Friday, March 25, 2011

The Innovative Critical Essay: Hybrid-Form as a New Direction for Cultural Studies Scholarship: A Roundtable

“Hybrid essays”

Ames Hawkins

The form of the academic essay is often taken for granted—a linear, four step process:
1) make an observation
2) define the terms
3) provide examples
4) discuss the relationship

The prose employs a particular discourse, reasserting a particular discourse. Ames proposes that cultural studies should work beyond the rhetorics of academic convention. This new form of writing is called the critical hybrid essay.

One example given by Ames includes narrative prose, poetry and lyric, drawing upon a previous more traditionally academic work. Another example, “Manifesting New Media Writerly Processes One Really Bad Flash Piece at a Time,” Ames utilized digital media, using ones and zeroes (binary) to consider queering language. In particular, the linear is abandoned. Footnotes become a space for prose commenting on an email above.

Ames further looks at the forms of writing when looking to write a memoir about her father as he was dying from AIDS. In particular, zie looked at the idea of love letters and Gemara. Zie took the envelope from the first letter from hir mother to hir father, and surrounded it with commentary and commentary on commentary.


Arielle Greenberg

Coming from the background of an MFA in poetry, focusing much more on form. She speaks to the ways in which college and college writing practices work to limit the ways in which students can write. She cites Susan Sontag and Joan Didion, who write beyond a traditional academic audience.

What does it mean to be a scholarly writer versus a creative writer?

In particular, the fine arts consider how form drives content, as opposed to the taken-for-granted nature of traditional academic writing.

Arielle has recently (Birth/Work- poletics) worked on a transgenre, collaborative, nonlinear writing piece, drawing out from an original thought seed. The piece itself, she explains, should not be linear because it speaks to a nonlinear issue- home birth.
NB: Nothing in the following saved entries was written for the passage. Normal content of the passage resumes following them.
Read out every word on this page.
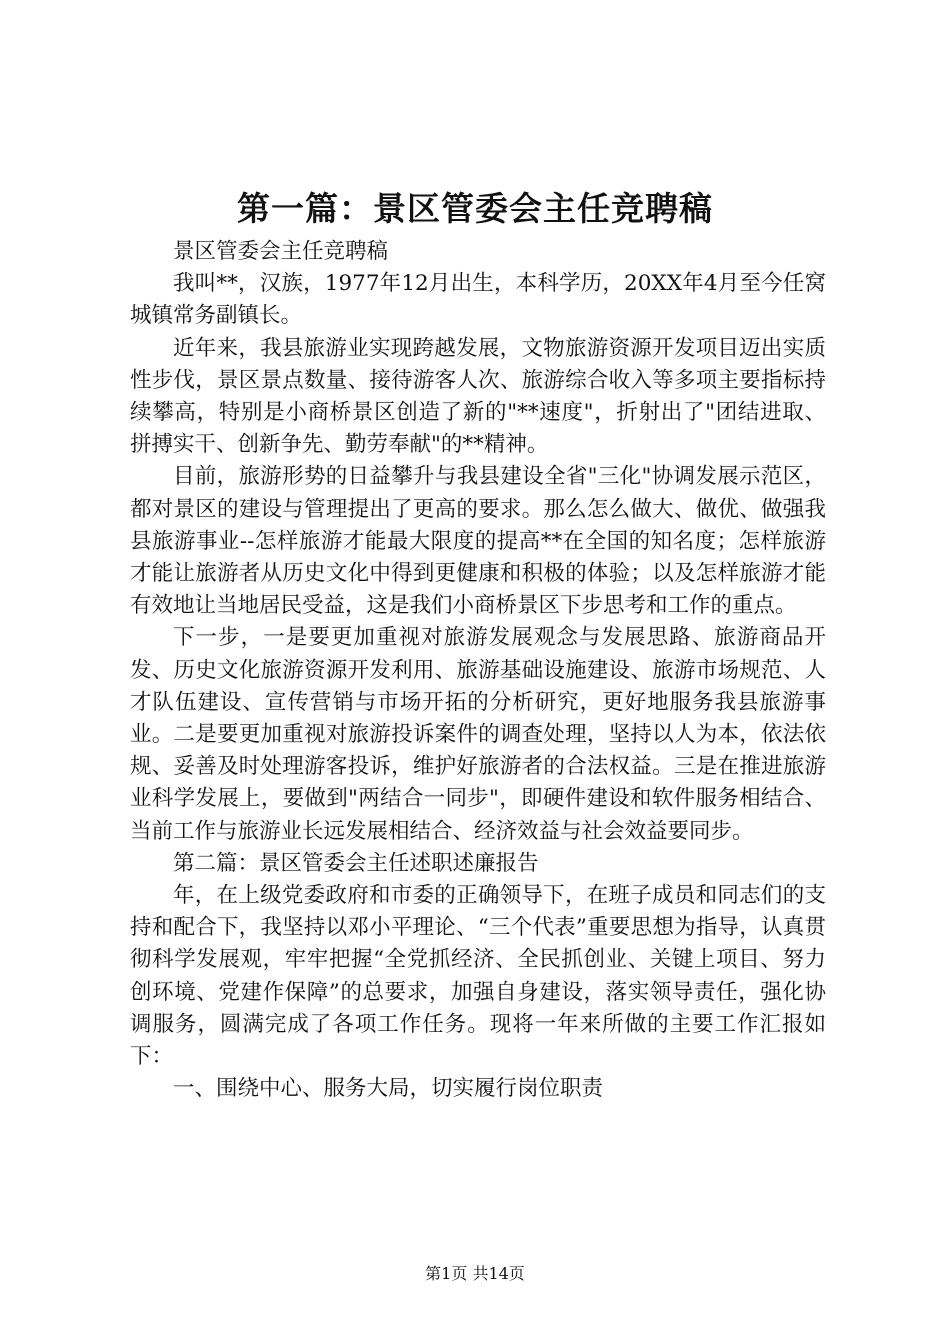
第一篇：景区管委会主任竞聘稿

景区管委会主任竞聘稿

我叫**，汉族，1977年12月出生，本科学历，20XX年4月至今任窝城镇常务副镇长。

近年来，我县旅游业实现跨越发展，文物旅游资源开发项目迈出实质性步伐，景区景点数量、接待游客人次、旅游综合收入等多项主要指标持续攀高，特别是小商桥景区创造了新的"**速度"，折射出了"团结进取、拼搏实干、创新争先、勤劳奉献"的**精神。

目前，旅游形势的日益攀升与我县建设全省"三化"协调发展示范区，都对景区的建设与管理提出了更高的要求。那么怎么做大、做优、做强我县旅游事业--怎样旅游才能最大限度的提高**在全国的知名度；怎样旅游才能让旅游者从历史文化中得到更健康和积极的体验；以及怎样旅游才能有效地让当地居民受益，这是我们小商桥景区下步思考和工作的重点。

下一步，一是要更加重视对旅游发展观念与发展思路、旅游商品开发、历史文化旅游资源开发利用、旅游基础设施建设、旅游市场规范、人才队伍建设、宣传营销与市场开拓的分析研究，更好地服务我县旅游事业。二是要更加重视对旅游投诉案件的调查处理，坚持以人为本，依法依规、妥善及时处理游客投诉，维护好旅游者的合法权益。三是在推进旅游业科学发展上，要做到"两结合一同步"，即硬件建设和软件服务相结合、当前工作与旅游业长远发展相结合、经济效益与社会效益要同步。

第二篇：景区管委会主任述职述廉报告

年，在上级党委政府和市委的正确领导下，在班子成员和同志们的支持和配合下，我坚持以邓小平理论、“三个代表”重要思想为指导，认真贯彻科学发展观，牢牢把握“全党抓经济、全民抓创业、关键上项目、努力创环境、党建作保障”的总要求，加强自身建设，落实领导责任，强化协调服务，圆满完成了各项工作任务。现将一年来所做的主要工作汇报如下：

一、围绕中心、服务大局，切实履行岗位职责

第1页 共14页
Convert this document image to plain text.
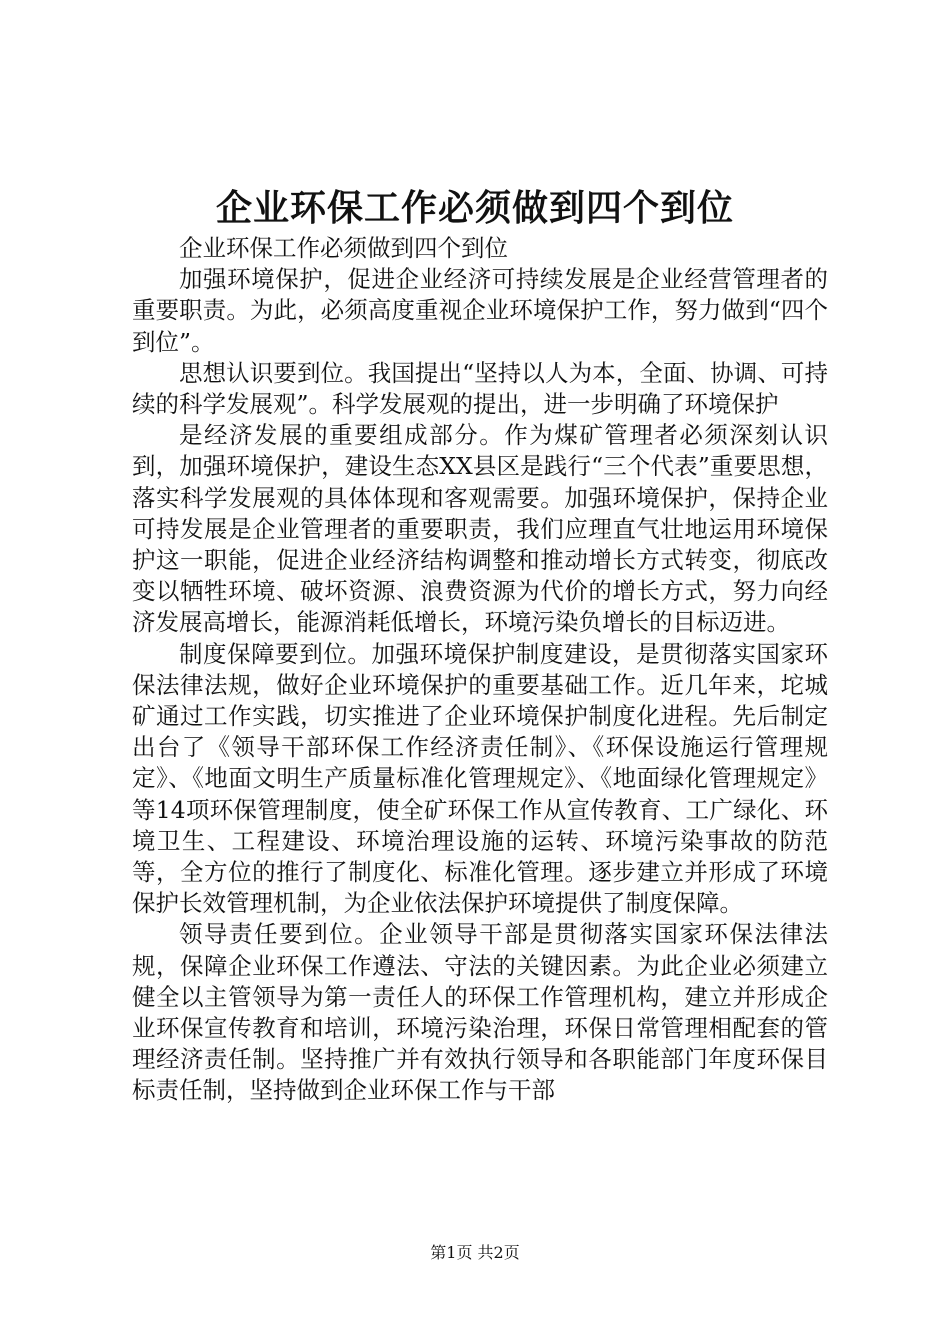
企业环保工作必须做到四个到位

企业环保工作必须做到四个到位

加强环境保护，促进企业经济可持续发展是企业经营管理者的重要职责。为此，必须高度重视企业环境保护工作，努力做到“四个到位”。

思想认识要到位。我国提出“坚持以人为本，全面、协调、可持续的科学发展观”。科学发展观的提出，进一步明确了环境保护

是经济发展的重要组成部分。作为煤矿管理者必须深刻认识到，加强环境保护，建设生态XX县区是践行“三个代表”重要思想，落实科学发展观的具体体现和客观需要。加强环境保护，保持企业可持发展是企业管理者的重要职责，我们应理直气壮地运用环境保护这一职能，促进企业经济结构调整和推动增长方式转变，彻底改变以牺牲环境、破坏资源、浪费资源为代价的增长方式，努力向经济发展高增长，能源消耗低增长，环境污染负增长的目标迈进。

制度保障要到位。加强环境保护制度建设，是贯彻落实国家环保法律法规，做好企业环境保护的重要基础工作。近几年来，坨城矿通过工作实践，切实推进了企业环境保护制度化进程。先后制定出台了《领导干部环保工作经济责任制》、《环保设施运行管理规定》、《地面文明生产质量标准化管理规定》、《地面绿化管理规定》等14项环保管理制度，使全矿环保工作从宣传教育、工广绿化、环境卫生、工程建设、环境治理设施的运转、环境污染事故的防范等，全方位的推行了制度化、标准化管理。逐步建立并形成了环境保护长效管理机制，为企业依法保护环境提供了制度保障。

领导责任要到位。企业领导干部是贯彻落实国家环保法律法规，保障企业环保工作遵法、守法的关键因素。为此企业必须建立健全以主管领导为第一责任人的环保工作管理机构，建立并形成企业环保宣传教育和培训，环境污染治理，环保日常管理相配套的管理经济责任制。坚持推广并有效执行领导和各职能部门年度环保目标责任制，坚持做到企业环保工作与干部

第1页 共2页
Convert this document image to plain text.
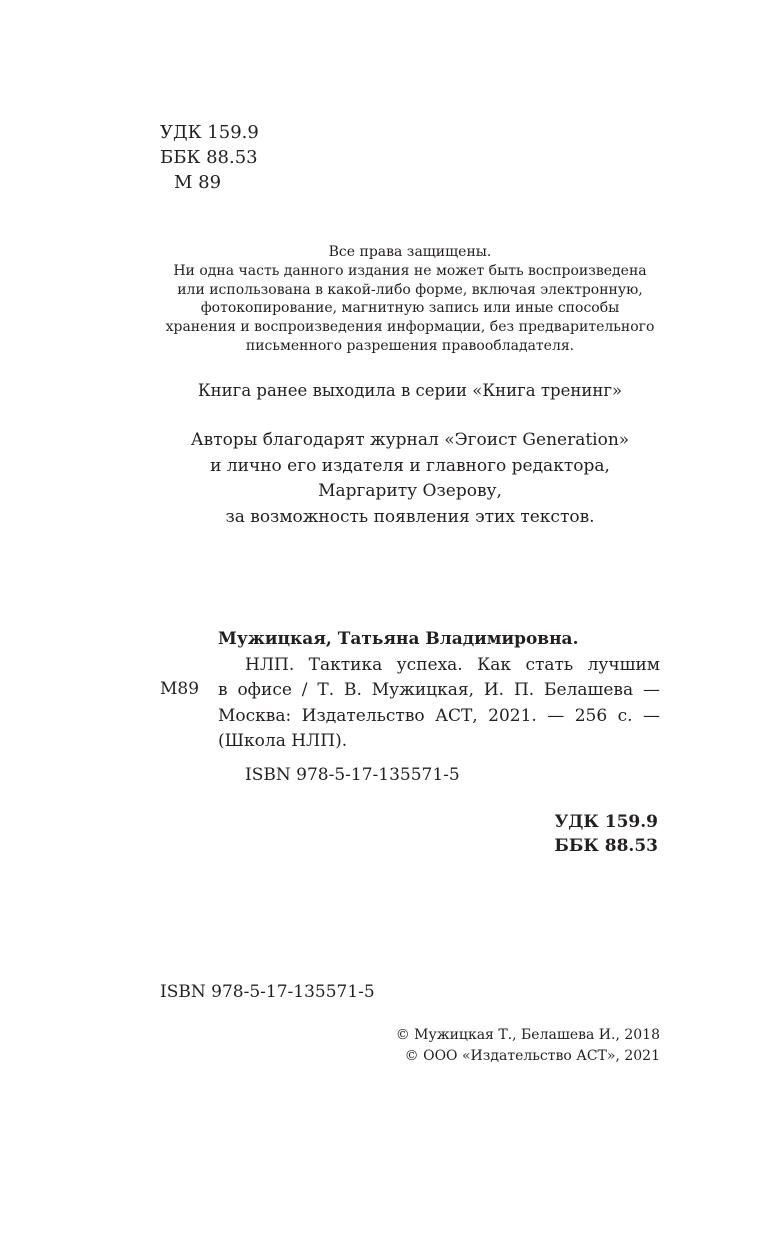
УДК 159.9
ББК 88.53
М 89
Все права защищены.
Ни одна часть данного издания не может быть воспроизведена
или использована в какой-либо форме, включая электронную,
фотокопирование, магнитную запись или иные способы
хранения и воспроизведения информации, без предварительного
письменного разрешения правообладателя.
Книга ранее выходила в серии «Книга тренинг»
Авторы благодарят журнал «Эгоист Generation»
и лично его издателя и главного редактора,
Маргариту Озерову,
за возможность появления этих текстов.
М89
Мужицкая, Татьяна Владимировна.
НЛП. Тактика успеха. Как стать лучшим
в офисе / Т. В. Мужицкая, И. П. Белашева —
Москва: Издательство АСТ, 2021. — 256 с. —
(Школа НЛП).
ISBN 978-5-17-135571-5
УДК 159.9
ББК 88.53
ISBN 978-5-17-135571-5
© Мужицкая Т., Белашева И., 2018
© ООО «Издательство АСТ», 2021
She read from a book called Girlesque, for which she wrote one of the two introduction. The piece speaks to the idea of girlhood as something not to be taken seriously, invoking a voice of the silly, in your face, and generally ignored. Like girlhood, cultural studies is seen as silly and frivolous, and thus we should not be pulled or draw ourselves intentionally toward traditionally, serious writing forms.